At the time when the Volt ushered in a new General Motors, its image was badly damaged from the June 2009 bankruptcy and subsequent bailout. The plug-in hybrid was supposed to be an integral part of the automaker’s future, leading the way for even more hybrid vehicles. Except Chevrolet Volt production ended last month, and the onslaught of hybrids never materialized.
It’s disheartening to see GM cease Volt production after just two generations. In 2007, Bob Lutz, then vice chairman of General Motors, pushed for the vehicle, even as internal opposition mounted. When GM filed for bankruptcy and the company was bleeding cash, Lutz continued to fight to develop the car. The Volt was supposed to revitalize the automaker, showing the world what GM is capable of in terms of engineering and forward thinking.
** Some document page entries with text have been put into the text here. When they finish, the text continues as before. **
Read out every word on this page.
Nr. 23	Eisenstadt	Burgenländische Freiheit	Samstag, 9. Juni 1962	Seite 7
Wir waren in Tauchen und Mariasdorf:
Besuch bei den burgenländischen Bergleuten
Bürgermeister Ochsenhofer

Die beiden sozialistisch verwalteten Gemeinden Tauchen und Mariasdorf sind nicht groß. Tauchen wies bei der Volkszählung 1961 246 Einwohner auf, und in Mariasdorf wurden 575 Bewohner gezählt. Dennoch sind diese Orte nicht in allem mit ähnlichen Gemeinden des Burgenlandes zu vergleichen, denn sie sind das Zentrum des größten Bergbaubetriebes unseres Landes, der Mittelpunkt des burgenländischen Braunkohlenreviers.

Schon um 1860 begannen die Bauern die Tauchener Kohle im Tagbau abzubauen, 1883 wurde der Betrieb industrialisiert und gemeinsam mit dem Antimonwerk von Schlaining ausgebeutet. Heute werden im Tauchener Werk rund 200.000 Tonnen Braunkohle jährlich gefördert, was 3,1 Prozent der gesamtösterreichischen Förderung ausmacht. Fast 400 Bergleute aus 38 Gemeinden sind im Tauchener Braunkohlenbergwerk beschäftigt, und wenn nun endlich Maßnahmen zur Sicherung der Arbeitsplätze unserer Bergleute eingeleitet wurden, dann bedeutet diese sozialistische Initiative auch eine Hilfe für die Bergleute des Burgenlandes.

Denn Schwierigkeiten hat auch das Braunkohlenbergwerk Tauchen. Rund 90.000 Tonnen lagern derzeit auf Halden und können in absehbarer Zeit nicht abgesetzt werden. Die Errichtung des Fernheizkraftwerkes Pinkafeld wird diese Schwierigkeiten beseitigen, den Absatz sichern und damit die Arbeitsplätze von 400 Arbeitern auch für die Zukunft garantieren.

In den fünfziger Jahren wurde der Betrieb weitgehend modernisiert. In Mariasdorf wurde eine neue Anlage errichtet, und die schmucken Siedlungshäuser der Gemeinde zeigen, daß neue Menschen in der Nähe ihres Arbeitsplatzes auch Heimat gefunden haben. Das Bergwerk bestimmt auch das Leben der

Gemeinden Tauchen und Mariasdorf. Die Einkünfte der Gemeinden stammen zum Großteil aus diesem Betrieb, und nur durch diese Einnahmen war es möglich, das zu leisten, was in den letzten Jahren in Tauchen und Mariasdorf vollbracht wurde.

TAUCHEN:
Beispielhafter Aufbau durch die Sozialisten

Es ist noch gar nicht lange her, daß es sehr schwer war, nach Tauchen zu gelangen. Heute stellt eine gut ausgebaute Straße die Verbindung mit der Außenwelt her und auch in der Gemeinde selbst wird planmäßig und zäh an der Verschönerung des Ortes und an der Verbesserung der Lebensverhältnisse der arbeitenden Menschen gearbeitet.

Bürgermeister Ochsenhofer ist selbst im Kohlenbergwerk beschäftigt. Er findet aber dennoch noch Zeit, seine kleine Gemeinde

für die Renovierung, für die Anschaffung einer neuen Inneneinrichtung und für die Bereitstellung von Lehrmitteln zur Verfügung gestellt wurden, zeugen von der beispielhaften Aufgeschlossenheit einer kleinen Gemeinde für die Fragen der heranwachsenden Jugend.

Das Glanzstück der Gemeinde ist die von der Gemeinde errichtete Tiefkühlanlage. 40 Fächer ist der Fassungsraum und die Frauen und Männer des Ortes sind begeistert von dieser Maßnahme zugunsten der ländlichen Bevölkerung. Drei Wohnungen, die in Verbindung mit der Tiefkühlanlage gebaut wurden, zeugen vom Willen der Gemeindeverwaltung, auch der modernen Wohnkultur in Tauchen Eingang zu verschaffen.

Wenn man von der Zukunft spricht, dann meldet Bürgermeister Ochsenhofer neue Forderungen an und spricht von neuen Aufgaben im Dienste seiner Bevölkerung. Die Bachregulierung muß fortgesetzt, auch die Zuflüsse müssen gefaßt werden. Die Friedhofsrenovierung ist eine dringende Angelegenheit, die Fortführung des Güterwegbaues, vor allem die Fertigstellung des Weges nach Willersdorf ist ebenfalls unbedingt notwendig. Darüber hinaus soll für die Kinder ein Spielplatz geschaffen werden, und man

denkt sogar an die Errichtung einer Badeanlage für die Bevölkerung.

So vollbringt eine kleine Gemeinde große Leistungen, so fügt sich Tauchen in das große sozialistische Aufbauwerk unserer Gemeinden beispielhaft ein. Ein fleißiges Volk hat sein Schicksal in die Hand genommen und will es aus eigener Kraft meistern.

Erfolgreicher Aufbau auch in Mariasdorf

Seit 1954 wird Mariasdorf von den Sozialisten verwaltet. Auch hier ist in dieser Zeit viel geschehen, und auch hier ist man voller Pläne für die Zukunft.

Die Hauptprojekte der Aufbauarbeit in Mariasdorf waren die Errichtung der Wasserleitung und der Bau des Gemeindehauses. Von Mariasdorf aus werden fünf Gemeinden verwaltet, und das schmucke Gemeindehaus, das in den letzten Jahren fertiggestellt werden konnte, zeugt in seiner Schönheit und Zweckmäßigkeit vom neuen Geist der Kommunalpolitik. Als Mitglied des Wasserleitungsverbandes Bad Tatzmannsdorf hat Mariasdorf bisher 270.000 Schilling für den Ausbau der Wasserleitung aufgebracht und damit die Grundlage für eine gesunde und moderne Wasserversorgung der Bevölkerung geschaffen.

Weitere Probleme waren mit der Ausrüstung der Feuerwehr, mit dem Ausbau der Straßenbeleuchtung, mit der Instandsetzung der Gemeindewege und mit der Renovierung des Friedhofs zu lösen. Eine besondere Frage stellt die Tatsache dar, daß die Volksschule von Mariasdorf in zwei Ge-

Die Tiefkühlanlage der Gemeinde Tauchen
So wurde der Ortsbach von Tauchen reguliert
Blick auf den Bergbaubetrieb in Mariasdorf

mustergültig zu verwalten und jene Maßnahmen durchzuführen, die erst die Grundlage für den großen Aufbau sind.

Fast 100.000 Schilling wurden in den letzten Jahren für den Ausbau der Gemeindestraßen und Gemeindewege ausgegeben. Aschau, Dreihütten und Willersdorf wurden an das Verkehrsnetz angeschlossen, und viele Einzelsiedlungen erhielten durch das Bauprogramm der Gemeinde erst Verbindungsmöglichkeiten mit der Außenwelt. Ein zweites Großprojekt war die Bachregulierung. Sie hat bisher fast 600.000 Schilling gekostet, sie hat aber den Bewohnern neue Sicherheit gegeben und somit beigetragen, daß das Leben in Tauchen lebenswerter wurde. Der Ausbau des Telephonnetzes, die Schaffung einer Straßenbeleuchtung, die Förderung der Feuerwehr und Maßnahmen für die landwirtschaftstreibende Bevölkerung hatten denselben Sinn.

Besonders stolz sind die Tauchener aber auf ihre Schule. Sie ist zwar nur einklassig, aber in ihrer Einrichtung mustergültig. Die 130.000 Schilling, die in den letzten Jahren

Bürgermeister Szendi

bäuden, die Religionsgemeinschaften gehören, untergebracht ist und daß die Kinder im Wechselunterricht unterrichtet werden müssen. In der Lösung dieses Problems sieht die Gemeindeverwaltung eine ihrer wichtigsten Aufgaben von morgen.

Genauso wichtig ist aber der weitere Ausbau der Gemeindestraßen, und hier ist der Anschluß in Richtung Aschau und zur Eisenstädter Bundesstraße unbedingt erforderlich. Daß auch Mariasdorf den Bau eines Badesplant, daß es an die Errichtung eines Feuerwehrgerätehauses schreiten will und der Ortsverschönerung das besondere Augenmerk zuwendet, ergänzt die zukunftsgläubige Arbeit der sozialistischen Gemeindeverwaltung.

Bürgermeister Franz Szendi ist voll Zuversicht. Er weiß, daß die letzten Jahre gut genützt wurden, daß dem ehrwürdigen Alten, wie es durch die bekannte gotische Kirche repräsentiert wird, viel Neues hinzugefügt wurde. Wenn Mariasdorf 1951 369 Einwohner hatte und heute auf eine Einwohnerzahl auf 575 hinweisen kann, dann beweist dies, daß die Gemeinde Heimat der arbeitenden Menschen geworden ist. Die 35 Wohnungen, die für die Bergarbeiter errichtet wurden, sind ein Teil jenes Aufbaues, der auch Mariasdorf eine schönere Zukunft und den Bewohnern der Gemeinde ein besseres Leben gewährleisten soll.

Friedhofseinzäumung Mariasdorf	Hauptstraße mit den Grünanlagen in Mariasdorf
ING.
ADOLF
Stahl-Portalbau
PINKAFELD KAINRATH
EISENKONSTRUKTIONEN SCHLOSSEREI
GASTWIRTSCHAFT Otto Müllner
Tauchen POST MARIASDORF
Things are different now, though. The Volt paved the way for the Chevrolet Bolt EV—and the automaker is invested in an all-electric future, promising 20 new electric vehicles by 2023. As Automotive News (subscription required) points out, General Motors and others will have to work hard to convince consumers that electric vehicles can match the capabilities of today’s gas-powered cars. And that could be difficult.
While the Bolt did outsell the Volt in 2017, sales have declined since. Gas is cheap right now, and, as General Motors navigates a massive restructuring, will rely on the high profits earned from trucks, SUVs, and crossovers to subsidize electric and autonomous vehicle research and development. The company plans an all-new electric Cadillac, riding on a new scalable EV architecture, to spearhead its electric efforts.
Yes, high-profit gasoline trucks and SUVs could serve as GM’s fallback plan. But, at least publicly, GM is convinced that consumers will be ready for fully electric vehicles. Yes, there are more competitors than ever dipping a toe in the EV market. But sales are still only a fraction of overall new-car sales in the U.S., and elsewhere in the world.
This is where nostalgia for the Volt comes into play. For many, it’s just another GM car with a bowtie and a funky powertrain. But underneath the glitz and glamour is a groundbreaking car. It may not have lasted decades, but it was important for General Motors—and the industry.